Intelligent Wi-Fi works with Virgin Media’s latest Hub 3 router, which has now been installed in about three quarters of its broadband households. The company says the smart, cloud-based system adapts to the needs of the home and the devices within it to ensure the best possible Wi-Fi performance. Tests show that speeds could be up to three times faster in certain areas of the home.
A leading feature is Virgin Media’s new Connect App, which acts as a control panel for all Intelligent Wi-Fi features. The most interesting aspect is that customers can use it to test the strength of their Wi-Fi in each room. If the app shows that connectivity in a certain location isn’t strong enough to stream video, it will recommend a series of basic fixes. If these fail, customers will receive a powerline Wi-Fi booster from Virgin Media within 24 hours, although the company believes this will only be necessary for about one in four of its customers.
The app can also manage devices, pause connectivity (Virgin Media demonstrated how a tablet’s connectivity could be stopped within seconds), provide guest passwords and offer access to beefed-up customer support.
When I challenged Virgin Media on how it intends to position Intelligent Wi-Fi against alternative offers, the company homed in on its speed advantage. It claims its broadband is up to five times quicker than that of rivals and reiterated plans to raise its top-tier speed from 350 Mbps to 500 Mbps in the coming weeks.
Virgin Media also trumpeted the inclusive pricing for Intelligent Wi-Fi, which will be offered as standard to all its customers. The boosters will be free of charge to subscribers to its Full House and VIP services, and will cost £3 per month to other customers. BT’s Complete Wi-Fi is priced at £5 per month for its premium Plus customers and £10 per month on all other fibre packages.
Virgin Media’s Testing Facility
Last week, I was granted a very privileged peek inside Virgin Media’s top-secret testing facility in Buckinghamshire, where Intelligent Wi-Fi was put through its paces.
The venue, which has benefitted from millions of pounds of investment from Virgin Media parent Liberty Global, is three times the size of an average UK home.
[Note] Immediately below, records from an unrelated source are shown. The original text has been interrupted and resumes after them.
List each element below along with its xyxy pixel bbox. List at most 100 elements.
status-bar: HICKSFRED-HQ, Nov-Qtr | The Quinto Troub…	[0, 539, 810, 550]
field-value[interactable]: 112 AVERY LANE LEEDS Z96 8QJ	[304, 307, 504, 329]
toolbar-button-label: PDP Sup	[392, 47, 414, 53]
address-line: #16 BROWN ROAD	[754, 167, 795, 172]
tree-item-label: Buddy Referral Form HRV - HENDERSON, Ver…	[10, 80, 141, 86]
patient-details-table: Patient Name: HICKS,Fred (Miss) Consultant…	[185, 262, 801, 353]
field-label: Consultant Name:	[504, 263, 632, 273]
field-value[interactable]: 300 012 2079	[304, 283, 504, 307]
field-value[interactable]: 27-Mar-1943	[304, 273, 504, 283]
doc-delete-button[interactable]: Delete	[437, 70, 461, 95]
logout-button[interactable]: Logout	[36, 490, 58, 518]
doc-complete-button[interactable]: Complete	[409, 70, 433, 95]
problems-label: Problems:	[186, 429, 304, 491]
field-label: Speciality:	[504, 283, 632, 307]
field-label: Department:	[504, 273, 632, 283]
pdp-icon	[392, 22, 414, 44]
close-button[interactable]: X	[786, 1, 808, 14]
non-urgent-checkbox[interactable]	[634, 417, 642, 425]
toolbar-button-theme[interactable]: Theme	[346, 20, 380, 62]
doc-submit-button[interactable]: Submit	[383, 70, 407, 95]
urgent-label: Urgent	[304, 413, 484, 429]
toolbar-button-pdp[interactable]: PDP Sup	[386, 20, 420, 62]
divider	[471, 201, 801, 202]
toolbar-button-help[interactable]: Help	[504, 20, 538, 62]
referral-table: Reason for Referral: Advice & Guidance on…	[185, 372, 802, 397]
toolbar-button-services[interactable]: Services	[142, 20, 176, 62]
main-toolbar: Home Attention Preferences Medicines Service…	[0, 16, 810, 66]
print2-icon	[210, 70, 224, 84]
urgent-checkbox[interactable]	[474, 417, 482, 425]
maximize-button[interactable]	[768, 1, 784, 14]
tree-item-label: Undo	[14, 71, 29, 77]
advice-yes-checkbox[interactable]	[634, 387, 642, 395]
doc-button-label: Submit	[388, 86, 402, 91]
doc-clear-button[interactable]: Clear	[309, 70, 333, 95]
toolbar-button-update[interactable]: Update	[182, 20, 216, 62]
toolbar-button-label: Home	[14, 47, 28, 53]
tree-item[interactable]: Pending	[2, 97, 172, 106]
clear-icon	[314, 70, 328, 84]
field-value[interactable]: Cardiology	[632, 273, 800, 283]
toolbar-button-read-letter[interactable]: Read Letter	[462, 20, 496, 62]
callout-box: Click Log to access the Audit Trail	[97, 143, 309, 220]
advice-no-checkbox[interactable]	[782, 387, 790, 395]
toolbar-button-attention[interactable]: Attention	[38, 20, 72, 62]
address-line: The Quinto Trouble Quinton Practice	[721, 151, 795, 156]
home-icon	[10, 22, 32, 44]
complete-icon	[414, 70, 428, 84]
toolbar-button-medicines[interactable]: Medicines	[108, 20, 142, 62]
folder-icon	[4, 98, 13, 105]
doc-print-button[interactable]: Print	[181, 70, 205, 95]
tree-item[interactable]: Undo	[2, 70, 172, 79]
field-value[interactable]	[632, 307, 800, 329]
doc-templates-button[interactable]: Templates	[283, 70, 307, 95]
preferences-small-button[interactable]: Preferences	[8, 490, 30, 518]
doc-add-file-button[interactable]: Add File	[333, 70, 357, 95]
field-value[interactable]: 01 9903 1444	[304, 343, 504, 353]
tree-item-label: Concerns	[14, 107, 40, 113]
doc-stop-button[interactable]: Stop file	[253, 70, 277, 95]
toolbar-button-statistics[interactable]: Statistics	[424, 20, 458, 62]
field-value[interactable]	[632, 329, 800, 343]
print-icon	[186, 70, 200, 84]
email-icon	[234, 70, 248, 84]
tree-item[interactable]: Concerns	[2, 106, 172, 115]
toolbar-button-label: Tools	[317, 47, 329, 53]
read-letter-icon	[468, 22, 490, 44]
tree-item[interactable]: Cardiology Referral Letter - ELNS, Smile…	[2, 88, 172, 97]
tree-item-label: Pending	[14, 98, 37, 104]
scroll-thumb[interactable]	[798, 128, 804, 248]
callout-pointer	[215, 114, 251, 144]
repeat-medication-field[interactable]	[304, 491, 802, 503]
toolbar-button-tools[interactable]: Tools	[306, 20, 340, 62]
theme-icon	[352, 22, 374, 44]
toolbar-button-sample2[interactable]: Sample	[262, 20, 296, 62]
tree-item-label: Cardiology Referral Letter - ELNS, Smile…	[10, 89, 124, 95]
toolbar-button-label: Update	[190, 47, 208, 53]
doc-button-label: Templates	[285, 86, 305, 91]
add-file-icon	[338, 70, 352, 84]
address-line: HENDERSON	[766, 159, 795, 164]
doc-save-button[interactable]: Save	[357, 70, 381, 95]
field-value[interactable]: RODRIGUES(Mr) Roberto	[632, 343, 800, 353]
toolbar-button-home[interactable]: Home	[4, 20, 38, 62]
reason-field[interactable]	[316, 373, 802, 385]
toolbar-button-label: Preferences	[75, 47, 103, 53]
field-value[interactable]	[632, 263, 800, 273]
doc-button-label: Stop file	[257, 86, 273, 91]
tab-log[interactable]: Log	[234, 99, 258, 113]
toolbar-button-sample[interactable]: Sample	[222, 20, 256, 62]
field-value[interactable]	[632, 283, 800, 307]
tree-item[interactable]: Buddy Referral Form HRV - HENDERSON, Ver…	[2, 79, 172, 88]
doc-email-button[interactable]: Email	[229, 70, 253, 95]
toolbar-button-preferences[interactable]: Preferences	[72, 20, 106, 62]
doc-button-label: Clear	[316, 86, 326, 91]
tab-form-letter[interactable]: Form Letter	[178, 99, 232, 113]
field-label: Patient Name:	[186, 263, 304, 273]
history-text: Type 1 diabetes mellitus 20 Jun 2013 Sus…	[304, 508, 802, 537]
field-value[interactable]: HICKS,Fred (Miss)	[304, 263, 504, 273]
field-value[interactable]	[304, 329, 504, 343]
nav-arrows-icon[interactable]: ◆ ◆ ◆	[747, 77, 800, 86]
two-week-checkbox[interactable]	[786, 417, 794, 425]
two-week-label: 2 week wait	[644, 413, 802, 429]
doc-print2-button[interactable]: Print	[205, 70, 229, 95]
It can be adapted to replicate different types of residence, from the design and layout of the rooms to the materials used for interior and external walling. It’s fully shielded from the outside world to create a controlled environment, without interference from Wi-Fi, mobile or other signals.
In a device testing room, Virgin Media uses a portfolio of up to 180 connected laptops, smartphones and wearables, spread across different generations and operating systems, to ensure the best performance on a wide and representative range of customer equipment.
Speaking as a consumer and an analyst, it’s easy to underestimate just how rigorous testing processes need to be and Virgin Media certainly leaves no stone unturned. Such efforts are often taken for granted as we become ever-more demanding for instant and seamless connectivity. It was certainly a fascinating insight.